BCEN recommends two years of emergency nursing experience before sitting for the exam, but it’s a recommendation, not a requirement. Technically, a newly licensed RN could register for the test, though most candidates study and build clinical experience first.

What the Exam Looks Like

The CEN exam contains 150 questions spread across ten content areas. The heaviest sections, each making up about 12% of the test, cover cardiovascular emergencies, respiratory emergencies, neurological emergencies, and a combined category of gastrointestinal, genitourinary, gynecological, and obstetrical emergencies. The remaining sections each account for roughly 7 to 9% of the exam and include:

  • Mental health emergencies (about 7%)
  • General medical emergencies (about 9%)
  • Musculoskeletal and wound emergencies (about 9%)
  • Maxillofacial and ocular emergencies (about 7%)
  • Environmental, toxicology, and communicable disease emergencies (about 9%)
  • Professional issues (about 9%)

The exam is computer-based and offered at testing centers.
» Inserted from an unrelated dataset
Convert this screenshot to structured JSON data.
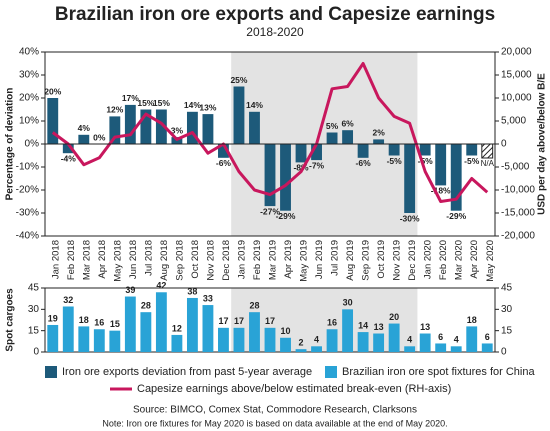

BCEN publishes a detailed content outline that functions as the best available study roadmap, and an updated version goes into effect in July 2026.

Exam Costs

The standard exam fee is $380. Members of the Emergency Nurses Association (ENA) pay a reduced rate of $285, and active-duty military personnel qualify for a $195 discounted price. If you don’t pass, a retest costs $200. BCEN also offers a “Test Assurance” add-on for an extra $70 at registration, which covers the retest fee entirely if you need a second attempt.

Keeping Your Certification Active

The CEN certification is valid for four years. To recertify, you can either retake the exam or complete 100 contact hours of continuing education during your four-year cycle, then attest that you’ve met the requirement. That works out to about 25 hours of continuing education per year, which many nurses accumulate through workplace training, conferences, and online courses.

Career and Pay Impact

The professional benefits of CEN certification are real but worth understanding clearly. Ninety-five percent of supervisors surveyed by BCEN say the credential is valuable to the emergency nursing profession. Hospitals pursuing or maintaining Magnet designation actively seek nurses with specialty certifications, and holding a CEN can position you for leadership roles, charge nurse responsibilities, and advancement into education or management.

The salary picture is more nuanced than you might expect. A 2025 BCEN survey found that 55% of employers do not increase pay for initial certification, and 71% do not offer a one-time bonus for earning it. Recertification fares even worse: 77% of employers don’t raise pay and 81% don’t offer a bonus when nurses renew. So while the credential consistently opens doors for career mobility and peer recognition, a guaranteed pay bump is far from universal. Your specific hospital system, union contract, or geographic market will determine whether certification translates directly into higher compensation.

How to Prepare

BCEN doesn’t prescribe a specific study timeline, but most nurses who’ve been through the process recommend three to six months of focused preparation. The single most important resource is the official CEN content outline, which lists every topic eligible for the exam. From there, candidates typically use a combination of review courses (offered by ENA and various third-party providers), practice exams, and clinical reference textbooks covering emergency nursing.

If you’re already working in an emergency department, your daily clinical experience covers a significant portion of the exam content. The areas that tend to require extra study are the ones you encounter less frequently in practice, such as ocular emergencies, obstetrical emergencies, or environmental exposures like envenomation and hypothermia. Focusing your study time on those gaps, rather than reviewing what you already handle every shift, is generally the most efficient approach.